TIL Desk/World/Washington/ President Joe Biden is making an appeal for the nation to reclaim the spirit of cooperation that sprung up in the days following the 9/11 terror attacks as he commemorates those who died 20 years ago. Biden was a senator when hijackers comandeered four planes and exacted the nation’s worst terror attack in 2001. Now he marks the 9/11 anniversary for the first time as commander in chief. The president planned to pay his respects at the trio of sites where the planes crashed, but he was leaving the speech-making to others.
Instead, the White House released a taped address late Friday in which Biden spoke of the “true sense of national unity” that emerged after the attacks, seen in “heroism everywhere — in places expected and unexpected.” “To me that’s the central lesson of September 11,” he said. “Unity is our greatest strength.” Biden arrived in New York on Friday night as the skyline was illuminated by the “Tribute in Light,” hauntingly marking where the towers once stood.
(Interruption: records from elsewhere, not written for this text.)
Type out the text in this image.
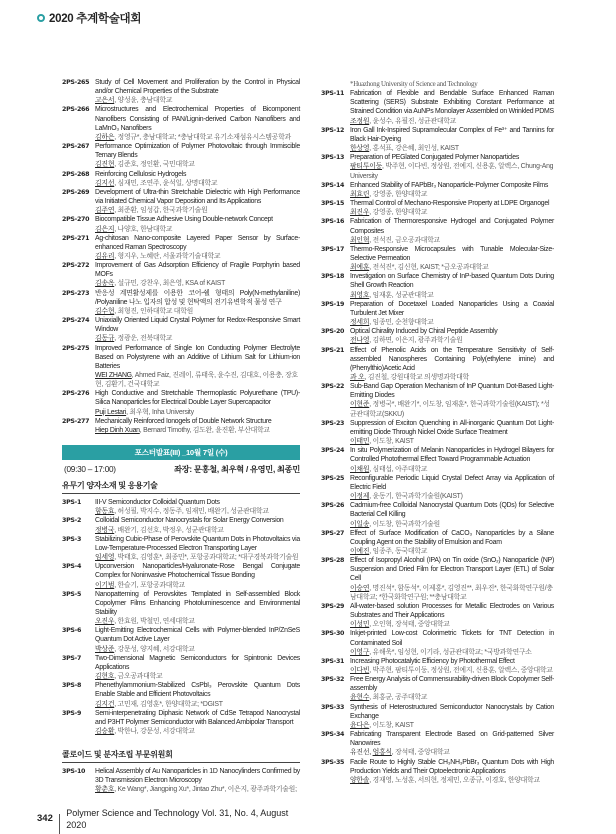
2020 추계학술대회
2PS-265 Study of Cell Movement and Proliferation by the Control in Physical and/or Chemical Properties of the Substrate
고은서, 양성윤, 충남대학교
2PS-266 Microstructures and Electrochemical Properties of Bicomponent Nanofibers Consisting of PAN/Lignin-derived Carbon Nanofibers and LaMnO₃ Nanofibers
김하은, 정영규*, 충남대학교; *충남대학교 유기소재섬유시스템공학과
2PS-267 Performance Optimization of Polymer Photovoltaic through Immiscible Ternary Blends
김진현, 김준호, 정인환, 국민대학교
2PS-268 Reinforcing Cellulosic Hydrogels
김지선, 심재민, 조연주, 윤석일, 상명대학교
2PS-269 Development of Ultra-thin Stretchable Dielectric with High Performance via Initiated Chemical Vapor Deposition and Its Applications
김주연, 최준환, 임성갑, 한국과학기술원
2PS-270 Biocompatible Tissue Adhesive Using Double-network Concept
김은지, 나양호, 한남대학교
2PS-271 Ag-chitosan Nano-composite Layered Paper Sensor by Surface-enhanced Raman Spectroscopy
김유리, 형지우, 노혜란, 서울과학기술대학교
2PS-272 Improvement of Gas Adsorption Efficiency of Fragile Porphyrin based MOFs
김송옥, 설규민, 강찬우, 최은영, KSA of KAIST
2PS-273 반응성 계면활성제를 이용한 코어-쉘 형태의 Poly(N-methylaniline) /Polyaniline 나노 입자의 합성 및 현탁액의 전기유변학적 물성 연구
김수현, 최형진, 인하대학교 대학원
2PS-274 Uniaxially Oriented Liquid Crystal Polymer for Redox-Responsive Smart Window
김동규, 정광운, 전북대학교
2PS-275 Improved Performance of Single Ion Conducting Polymer Electrolyte Based on Polystyrene with an Additive of Lithium Salt for Lithium-ion Batteries
WEI ZHANG, Ahmed Faiz, 진레이, 류태욱, 윤수진, 김대호, 이용충, 장호현, 김환기, 건국대학교
2PS-276 High Conductive and Stretchable Thermoplastic Polyurethane (TPU)-Silica Nanoparticles for Electrical Double Layer Supercapacitor
Puji Lestari, 최우혁, Inha University
2PS-277 Mechanically Reinforced Ionogels of Double Network Structure
Hiep Dinh Xuan, Bernard Timothy, 김도완, 윤진환, 부산대학교
포스터발표(III) _10월 7일 (수)
(09:30 – 17:00)	좌장: 문홍철, 최우혁 / 유영민, 최종민
유무기 양자소재 및 응용기술
3PS-1	III-V Semiconductor Colloidal Quantum Dots
함동효, 허성필, 박지수, 정동주, 임재민, 배완기, 성균관대학교
3PS-2	Colloidal Semiconductor Nanocrystals for Solar Energy Conversion
정병국, 배완기, 김선호, 박정우, 성균관대학교
3PS-3	Stabilizing Cubic-Phase of Perovskite Quantum Dots in Photovoltaics via Low-Temperature-Processed Electron Transporting Layer
임세영, 박태호, 김영훈*, 최종민*, 포항공과대학교; *대구경북과학기술원
3PS-4	Upconversion Nanoparticles/Hyaluronate-Rose Bengal Conjugate Complex for Noninvasive Photochemical Tissue Bonding
이기범, 한슬기, 포항공과대학교
3PS-5	Nanopatterning of Perovskites Templated in Self-assembled Block Copolymer Films Enhancing Photoluminescence and Environmental Stability
오진우, 한효원, 박철민, 연세대학교
3PS-6	Light-Emitting Electrochemical Cells with Polymer-blended InP/ZnSeS Quantum Dot Active Layer
박상준, 강문성, 양지혜, 서강대학교
3PS-7	Two-Dimensional Magnetic Semiconductors for Spintronic Devices Applications
김현호, 금오공과대학교
3PS-8	Phenethylammonium-Stabilized CsPbI₃ Perovskite Quantum Dots Enable Stable and Efficient Photovoltaics
김지건, 고민재, 김영훈*, 한양대학교; *DGIST
3PS-9	Semi-interpenetrating Diphasic Network of CdSe Tetrapod Nanocrystal and P3HT Polymer Semiconductor with Balanced Ambipolar Transport
김승환, 박한나, 강문성, 서강대학교
콜로이드 및 분자조립 부문위원회
3PS-10	Helical Assembly of Au Nanoparticles in 1D Nanocylinders Confirmed by 3D Transmission Electron Microscopy
황춘호, Ke Wang*, Jiangping Xu*, Jintao Zhu*, 이은지, 광주과학기술원;
342 Polymer Science and Technology Vol. 31, No. 4, August 2020
*Huazhong University of Science and Technology
3PS-11 Fabrication of Flexible and Bendable Surface Enhanced Raman Scattering (SERS) Substrate Exhibiting Constant Performance at Strained Condition via AuNPs Monolayer Assembled on Wrinkled PDMS
조정원, 윤성수, 유필진, 성균관대학교
3PS-12 Iron Gall Ink-Inspired Supramolecular Complex of Fe³⁺ and Tannins for Black Hair-Dyeing
한상영, 홍석표, 강은혜, 최인성, KAIST
3PS-13 Preparation of PEGlated Conjugated Polymer Nanoparticles
팜티투이둥, 박주현, 이다빈, 정상원, 전예지, 신용훈, 알렉스, Chung-Ang University
3PS-14 Enhanced Stability of FAPbBr₃ Nanoparticle-Polymer Composite Films
최효린, 강영종, 한양대학교
3PS-15 Thermal Control of Mechano-Responsive Property at LDPE Organogel
최진우, 강영종, 한양대학교
3PS-16 Fabrication of Thermoresponsive Hydrogel and Conjugated Polymer Composites
최인혁, 전석진, 금오공과대학교
3PS-17 Thermo-Responsive Microcapsules with Tunable Molecular-Size-Selective Permeation
최예훈, 전석진*, 김신현, KAIST; *금오공과대학교
3PS-18 Investigation on Surface Chemistry of InP-based Quantum Dots During Shell Growth Reaction
최영호, 임재훈, 성균관대학교
3PS-19 Preparation of Docetaxel Loaded Nanoparticles Using a Coaxial Turbulent Jet Mixer
정세희, 임종민, 순천향대학교
3PS-20 Optical Chirality Induced by Chiral Peptide Assembly
전나영, 김하면, 이은지, 광주과학기술원
3PS-21 Effect of Phenolic Acids on the Temperature Sensitivity of Self-assembled Nanospheres Containing Poly(ethylene imine) and (Phenylthio)Acetic Acid
과 오, 김진철, 강원대학교 의생명과학대학
3PS-22 Sub-Band Gap Operation Mechanism of InP Quantum Dot-Based Light-Emitting Diodes
이현준, 정병국*, 배완기*, 이도창, 임재훈*, 한국과학기술원(KAIST); *성균관대학교(SKKU)
3PS-23 Suppression of Exciton Quenching in All-inorganic Quantum Dot Light-emitting Diode Through Nickel Oxide Surface Treatment
이태민, 이도창, KAIST
3PS-24 In situ Polymerization of Melanin Nanoparticles in Hydrogel Bilayers for Controlled Photothermal Effect Toward Programmable Actuation
이채원, 심태섭, 아주대학교
3PS-25 Reconfigurable Periodic Liquid Crystal Defect Array via Application of Electric Field
이정제, 윤동기, 한국과학기술원(KAIST)
3PS-26 Cadmium-free Colloidal Nanocrystal Quantum Dots (QDs) for Selective Bacterial Cell Killing
이일송, 이도창, 한국과학기술원
3PS-27 Effect of Surface Modification of CaCO₃ Nanoparticles by a Silane Coupling Agent on the Stability of Emulsion and Foam
이예진, 임종주, 동국대학교
3PS-28 Effect of Isopropyl Alcohol (IPA) on Tin oxide (SnO₂) Nanoparticle (NP) Suspension and Dried Film for Electron Transport Layer (ETL) of Solar Cell
이승연, 명진석*, 함동석*, 이제홍*, 김영진**, 최우진*, 한국화학연구원/충남대학교; *한국화학연구원; **충남대학교
3PS-29 All-water-based solution Processes for Metallic Electrodes on Various Substrates and Their Applications
이성민, 오인혁, 장석태, 중앙대학교
3PS-30 Inkjet-printed Low-cost Colorimetric Tickets for TNT Detection in Contaminated Soil
이영구, 유해욱*, 임성현, 이기라, 성균관대학교; *국방과학연구소
3PS-31 Increasing Photocatalytic Efficiency by Photothermal Effect
이다빈, 박주현, 팜티투이둥, 정상원, 전예지, 신용훈, 알렉스, 중앙대학교
3PS-32 Free Energy Analysis of Commensurability-driven Block Copolymer Self-assembly
윤현수, 최홍균, 공주대학교
3PS-33 Synthesis of Heterostructured Semiconductor Nanocrystals by Cation Exchange
윤다은, 이도창, KAIST
3PS-34 Fabricating Transparent Electrode Based on Grid-patterned Silver Nanowires
유진선, 엄홍식, 장석태, 중앙대학교
3PS-35 Facile Route to Highly Stable CH₃NH₃PbBr₃ Quantum Dots with High Production Yields and Their Optoelectronic Applications
양한솔, 경재영, 노성훈, 서의현, 정제민, 오종규, 이경호, 한양대학교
His first stop on Saturday was to be the National September 11 Memorial, where the twin towers of the World Trade Center were toppled as a horrified world watched on television.
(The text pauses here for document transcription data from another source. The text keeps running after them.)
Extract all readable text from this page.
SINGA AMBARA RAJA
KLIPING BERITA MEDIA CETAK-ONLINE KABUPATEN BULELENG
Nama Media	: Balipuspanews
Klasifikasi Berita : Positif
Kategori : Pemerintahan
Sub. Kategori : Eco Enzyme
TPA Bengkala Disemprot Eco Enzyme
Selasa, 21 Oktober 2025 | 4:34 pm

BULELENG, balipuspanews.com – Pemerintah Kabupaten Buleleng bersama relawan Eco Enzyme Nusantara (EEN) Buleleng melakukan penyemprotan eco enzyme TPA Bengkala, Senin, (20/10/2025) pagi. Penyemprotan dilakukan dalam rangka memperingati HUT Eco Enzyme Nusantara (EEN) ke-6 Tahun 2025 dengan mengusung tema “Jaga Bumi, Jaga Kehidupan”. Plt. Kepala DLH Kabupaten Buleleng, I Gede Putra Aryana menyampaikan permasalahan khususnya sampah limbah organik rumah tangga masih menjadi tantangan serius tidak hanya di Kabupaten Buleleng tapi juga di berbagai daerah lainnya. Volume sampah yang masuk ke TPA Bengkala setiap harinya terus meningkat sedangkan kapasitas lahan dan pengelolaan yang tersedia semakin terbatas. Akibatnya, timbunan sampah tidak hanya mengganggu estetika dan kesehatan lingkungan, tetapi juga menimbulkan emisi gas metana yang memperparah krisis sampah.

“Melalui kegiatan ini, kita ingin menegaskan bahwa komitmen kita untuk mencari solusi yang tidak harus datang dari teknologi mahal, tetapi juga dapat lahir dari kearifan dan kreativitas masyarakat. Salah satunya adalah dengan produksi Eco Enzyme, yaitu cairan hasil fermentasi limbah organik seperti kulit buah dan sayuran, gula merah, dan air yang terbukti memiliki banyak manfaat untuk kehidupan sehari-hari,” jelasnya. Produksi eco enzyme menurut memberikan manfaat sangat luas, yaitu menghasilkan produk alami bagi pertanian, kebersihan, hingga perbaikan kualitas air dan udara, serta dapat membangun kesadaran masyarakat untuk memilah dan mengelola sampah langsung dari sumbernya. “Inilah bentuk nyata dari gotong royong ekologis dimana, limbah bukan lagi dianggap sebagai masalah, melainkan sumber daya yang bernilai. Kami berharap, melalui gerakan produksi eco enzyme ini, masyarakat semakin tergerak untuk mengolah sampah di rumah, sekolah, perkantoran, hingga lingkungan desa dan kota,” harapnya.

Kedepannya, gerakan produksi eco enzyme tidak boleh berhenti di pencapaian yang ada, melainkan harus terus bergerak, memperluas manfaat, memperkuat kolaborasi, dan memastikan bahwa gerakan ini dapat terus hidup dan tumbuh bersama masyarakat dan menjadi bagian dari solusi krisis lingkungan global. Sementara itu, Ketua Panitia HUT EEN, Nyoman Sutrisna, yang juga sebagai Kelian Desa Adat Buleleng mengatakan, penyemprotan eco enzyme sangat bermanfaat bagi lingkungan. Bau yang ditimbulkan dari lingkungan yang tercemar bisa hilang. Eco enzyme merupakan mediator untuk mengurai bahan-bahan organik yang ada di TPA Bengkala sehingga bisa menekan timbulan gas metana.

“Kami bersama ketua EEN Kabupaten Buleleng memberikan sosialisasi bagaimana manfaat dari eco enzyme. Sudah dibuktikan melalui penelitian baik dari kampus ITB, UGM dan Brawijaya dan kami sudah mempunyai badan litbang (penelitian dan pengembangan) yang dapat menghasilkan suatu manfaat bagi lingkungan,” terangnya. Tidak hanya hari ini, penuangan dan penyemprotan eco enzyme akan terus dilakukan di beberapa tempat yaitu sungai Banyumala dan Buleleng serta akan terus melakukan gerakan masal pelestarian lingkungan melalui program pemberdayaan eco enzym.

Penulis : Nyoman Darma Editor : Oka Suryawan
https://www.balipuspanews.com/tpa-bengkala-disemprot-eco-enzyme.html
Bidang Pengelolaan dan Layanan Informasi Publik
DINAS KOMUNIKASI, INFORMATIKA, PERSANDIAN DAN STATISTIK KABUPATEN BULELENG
From there he was to visit the field near Shanksville, Pennsylvania, where a plane fell from the sky after heroic passengers fought terrorists to prevent it from reaching its Washington destination. And finally, he was headed to the Pentagon, where the world’s mightiest military suffered an unthinkable blow to its very home. Biden’s task, like his predecessors before him, was to mark the moment with a mix of grief and resolve. A man who has suffered immense personal tragedy, Biden speaks of loss with power.